Dominican racing driver

Jonathan Raphael De Castro Walther (born February 11, 1988, in Santo Domingo, Dominican Republic) is a Dominican racing driver. He is the son of Rafael De Castro and a German, Monica Walther. He was the first Dominican to be granted a Formula BMW car license.

==History==
He has been a karting driver for the 3 years easily winning the karting championship in the Rotax Max class in the Dominican Republic in only his second year taking 6 wins out of 7 participated. He also went on to win the first event of the NACAM-FIA karting championship in the TAG class. In July 2005 he tasted his first experience with the Formula BMW car, in which he tested in Valencia during a Formula BMW USA Licensing course for 2006. At the end of 2005 after winning the Rotax Max challenge in the Caribbean, he also participated in the Rotax Max World Championship hosted in the country of Malaysia.
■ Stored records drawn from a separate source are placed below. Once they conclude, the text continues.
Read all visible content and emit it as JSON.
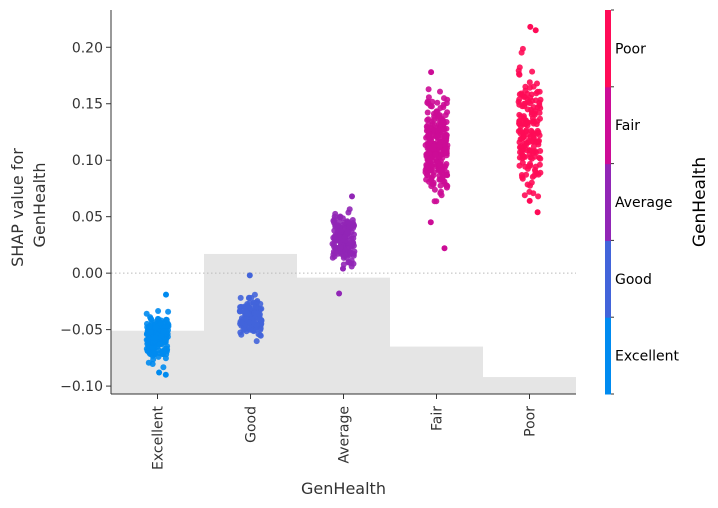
{
  "chart_data": {
    "type": "scatter",
    "xlabel": "GenHealth",
    "ylabel_lines": [
      "SHAP value for",
      "GenHealth"
    ],
    "categories": [
      "Excellent",
      "Good",
      "Average",
      "Fair",
      "Poor"
    ],
    "ylim": [
      -0.107,
      0.233
    ],
    "yticks": [
      -0.1,
      -0.05,
      0.0,
      0.05,
      0.1,
      0.15,
      0.2
    ],
    "ytick_labels": [
      "−0.10",
      "−0.05",
      "0.00",
      "0.05",
      "0.10",
      "0.15",
      "0.20"
    ],
    "zero_line": true,
    "background_histogram": {
      "baseline": -0.107,
      "heights": [
        -0.051,
        0.017,
        -0.004,
        -0.065,
        -0.092
      ],
      "color": "#e5e5e5"
    },
    "series": [
      {
        "category": "Excellent",
        "color": "#008bf0",
        "dense_range": [
          -0.087,
          -0.027
        ],
        "outliers": [
          -0.019,
          -0.09,
          -0.088
        ],
        "n_points": 180
      },
      {
        "category": "Good",
        "color": "#4264da",
        "dense_range": [
          -0.061,
          -0.015
        ],
        "outliers": [
          -0.002
        ],
        "n_points": 140
      },
      {
        "category": "Average",
        "color": "#9126b6",
        "dense_range": [
          -0.003,
          0.063
        ],
        "outliers": [
          -0.018,
          0.068,
          0.004
        ],
        "n_points": 160
      },
      {
        "category": "Fair",
        "color": "#cc0c96",
        "dense_range": [
          0.048,
          0.172
        ],
        "outliers": [
          0.022,
          0.178,
          0.045
        ],
        "n_points": 260
      },
      {
        "category": "Poor",
        "color": "#ff0b57",
        "dense_range": [
          0.056,
          0.2
        ],
        "outliers": [
          0.218,
          0.215,
          0.064,
          0.054
        ],
        "n_points": 170
      }
    ],
    "colorbar": {
      "title": "GenHealth",
      "labels": [
        "Excellent",
        "Good",
        "Average",
        "Fair",
        "Poor"
      ],
      "colors": [
        "#008bf0",
        "#4264da",
        "#9126b6",
        "#cc0c96",
        "#ff0b57"
      ]
    }
  }
}
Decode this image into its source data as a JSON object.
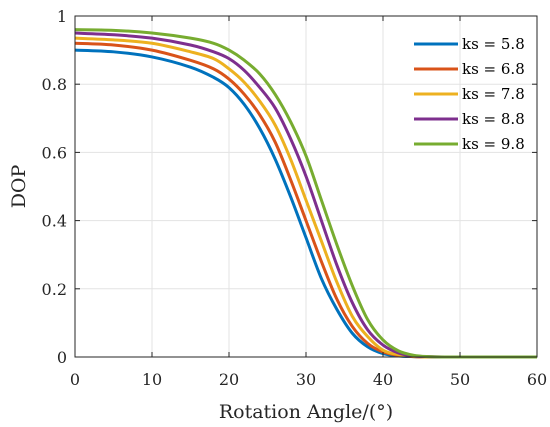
{
  "chart_data": {
    "type": "line",
    "xlabel": "Rotation Angle/(°)",
    "ylabel": "DOP",
    "xlim": [
      0,
      60
    ],
    "ylim": [
      0,
      1
    ],
    "xticks": [
      0,
      10,
      20,
      30,
      40,
      50,
      60
    ],
    "yticks": [
      0,
      0.2,
      0.4,
      0.6,
      0.8,
      1
    ],
    "ytick_labels": [
      "0",
      "0.2",
      "0.4",
      "0.6",
      "0.8",
      "1"
    ],
    "grid": true,
    "legend_position": "top-right",
    "x": [
      0,
      5,
      10,
      15,
      18,
      20,
      22,
      24,
      26,
      28,
      30,
      32,
      34,
      36,
      38,
      40,
      42,
      44,
      46,
      48,
      50,
      55,
      60
    ],
    "series": [
      {
        "name": "ks = 5.8",
        "color": "#0072BD",
        "values": [
          0.9,
          0.895,
          0.88,
          0.85,
          0.82,
          0.79,
          0.74,
          0.67,
          0.58,
          0.47,
          0.35,
          0.23,
          0.14,
          0.07,
          0.03,
          0.01,
          0.003,
          0.001,
          0,
          0,
          0,
          0,
          0
        ]
      },
      {
        "name": "ks = 6.8",
        "color": "#D95319",
        "values": [
          0.92,
          0.915,
          0.9,
          0.87,
          0.845,
          0.815,
          0.77,
          0.71,
          0.63,
          0.52,
          0.4,
          0.28,
          0.17,
          0.09,
          0.04,
          0.015,
          0.005,
          0.001,
          0,
          0,
          0,
          0,
          0
        ]
      },
      {
        "name": "ks = 7.8",
        "color": "#EDB120",
        "values": [
          0.935,
          0.93,
          0.92,
          0.895,
          0.875,
          0.845,
          0.805,
          0.75,
          0.68,
          0.58,
          0.46,
          0.34,
          0.22,
          0.12,
          0.06,
          0.02,
          0.007,
          0.002,
          0,
          0,
          0,
          0,
          0
        ]
      },
      {
        "name": "ks = 8.8",
        "color": "#7E2F8E",
        "values": [
          0.95,
          0.945,
          0.935,
          0.915,
          0.895,
          0.875,
          0.84,
          0.79,
          0.73,
          0.64,
          0.53,
          0.4,
          0.27,
          0.16,
          0.08,
          0.035,
          0.012,
          0.003,
          0.001,
          0,
          0,
          0,
          0
        ]
      },
      {
        "name": "ks = 9.8",
        "color": "#77AC30",
        "values": [
          0.96,
          0.958,
          0.95,
          0.935,
          0.92,
          0.9,
          0.87,
          0.83,
          0.77,
          0.69,
          0.59,
          0.46,
          0.33,
          0.21,
          0.11,
          0.05,
          0.018,
          0.005,
          0.001,
          0,
          0,
          0,
          0
        ]
      }
    ]
  }
}
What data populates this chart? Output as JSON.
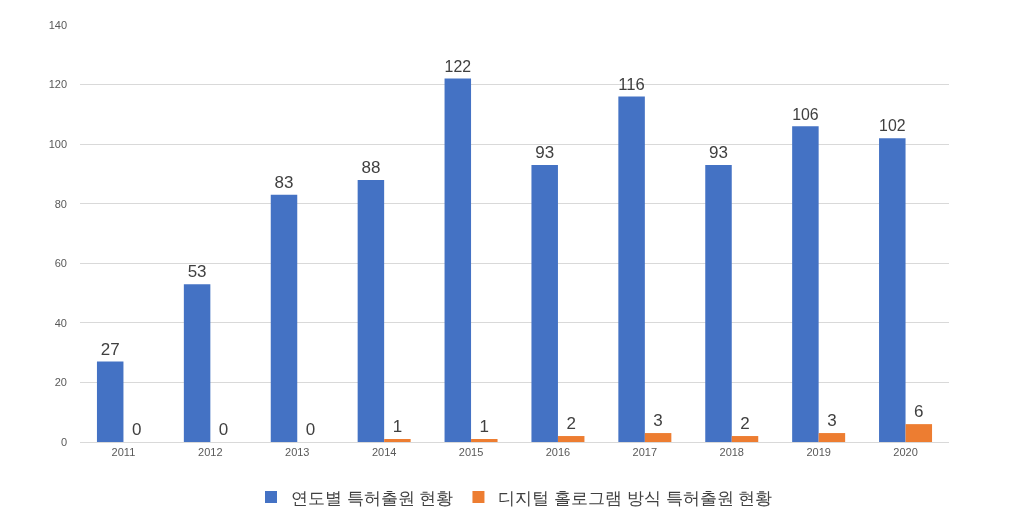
{
  "chart_data": {
    "type": "bar",
    "categories": [
      "2011",
      "2012",
      "2013",
      "2014",
      "2015",
      "2016",
      "2017",
      "2018",
      "2019",
      "2020"
    ],
    "series": [
      {
        "name": "연도별 특허출원 현황",
        "color": "#4472c4",
        "values": [
          27,
          53,
          83,
          88,
          122,
          93,
          116,
          93,
          106,
          102
        ]
      },
      {
        "name": "디지털 홀로그램 방식 특허출원 현황",
        "color": "#ed7d31",
        "values": [
          0,
          0,
          0,
          1,
          1,
          2,
          3,
          2,
          3,
          6
        ]
      }
    ],
    "ylim": [
      0,
      140
    ],
    "yticks": [
      0,
      20,
      40,
      60,
      80,
      100,
      120,
      140
    ],
    "grid": "y",
    "legend": "bottom",
    "data_labels": true
  }
}
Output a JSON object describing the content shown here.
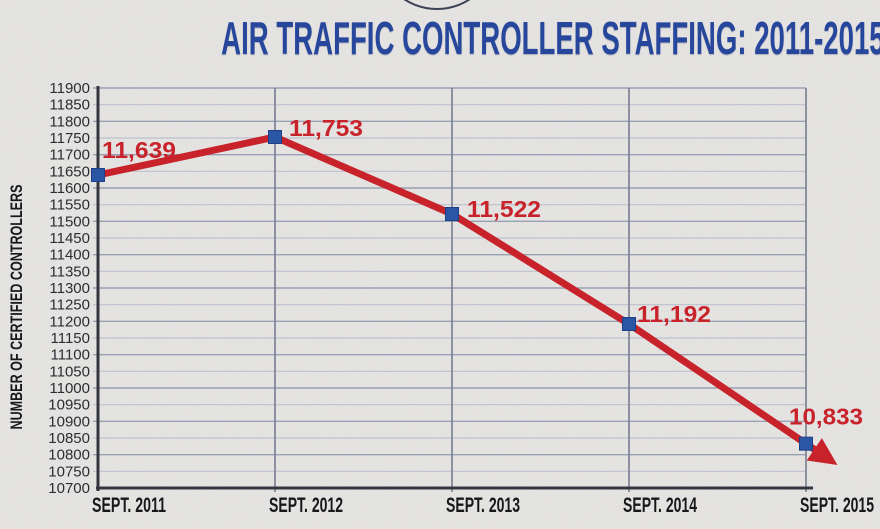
{
  "header": {
    "title": "AIR TRAFFIC CONTROLLER STAFFING: 2011-2015",
    "title_color": "#27479d"
  },
  "chart_data": {
    "type": "line",
    "title": "AIR TRAFFIC CONTROLLER STAFFING: 2011-2015",
    "ylabel": "NUMBER OF CERTIFIED CONTROLLERS",
    "xlabel": "",
    "categories": [
      "SEPT. 2011",
      "SEPT. 2012",
      "SEPT. 2013",
      "SEPT. 2014",
      "SEPT. 2015"
    ],
    "values": [
      11639,
      11753,
      11522,
      11192,
      10833
    ],
    "point_labels": [
      "11,639",
      "11,753",
      "11,522",
      "11,192",
      "10,833"
    ],
    "ylim": [
      10700,
      11900
    ],
    "ytick_step": 50,
    "yticks": [
      11900,
      11850,
      11800,
      11750,
      11700,
      11650,
      11600,
      11550,
      11500,
      11450,
      11400,
      11350,
      11300,
      11250,
      11200,
      11150,
      11100,
      11050,
      11000,
      10950,
      10900,
      10850,
      10800,
      10750,
      10700
    ],
    "grid": true,
    "legend": false,
    "trend_arrow": true,
    "marker": "square",
    "line_color": "#c8222b",
    "marker_color": "#2b55a5",
    "marker_border_color": "#1e3f85",
    "data_label_color": "#c8222b",
    "axis_color": "#33363f",
    "grid_color": "#bdc1ce",
    "grid_major_color": "#9aa0b3",
    "grid_vertical_color": "#767d90",
    "tick_label_color": "#2b2d33",
    "x_label_color": "#17181c"
  }
}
In 2006, the Dominican driver spent one more year in karting, and participated in a selection hosted in Costa Rica by the renounced French school La Filière FFSA, where he was selected among several drivers all over South America, competing for a scholarship for the Formula Renault Campus 2007 season. Countries in the selection included: Guatemala, El Salvador, Costa Rica, Dominican Republic, Ecuador, Colombia, and Mexico. During 2006 he also participated in some karting races in championships such as Stars of Karting, the Florida Winter Tour and a 4-hour endurance race in New Castle Motorsport speedway where 2005 IRL Champion Dan Wheldon Participated.

In 2007, after announcing that the Dominican Government through SEDEFIR will be sponsoring the young driver, De Castro moved up from karting into the Formula Renault Campus with the Auto Sport Academy, formally known as ‘La Filiere’. The renounced driver training organization, (located in Le Mans, France), will host 14 race events for the 2007 season with 29 drivers. The Auto Sport Academy is responsible to the starting of careers of drivers such as: Sébastien Bourdais, Franck Montagny and Stéphane Sarrazin.

As of 2008, De Castro was the only Dominican to be involved in the Formula categories in Europe.

In August 2008, De Castro was crowned champion of the category corresponding to TAG Formula Karting Championship in South Florida. He came first in the same event in 2009.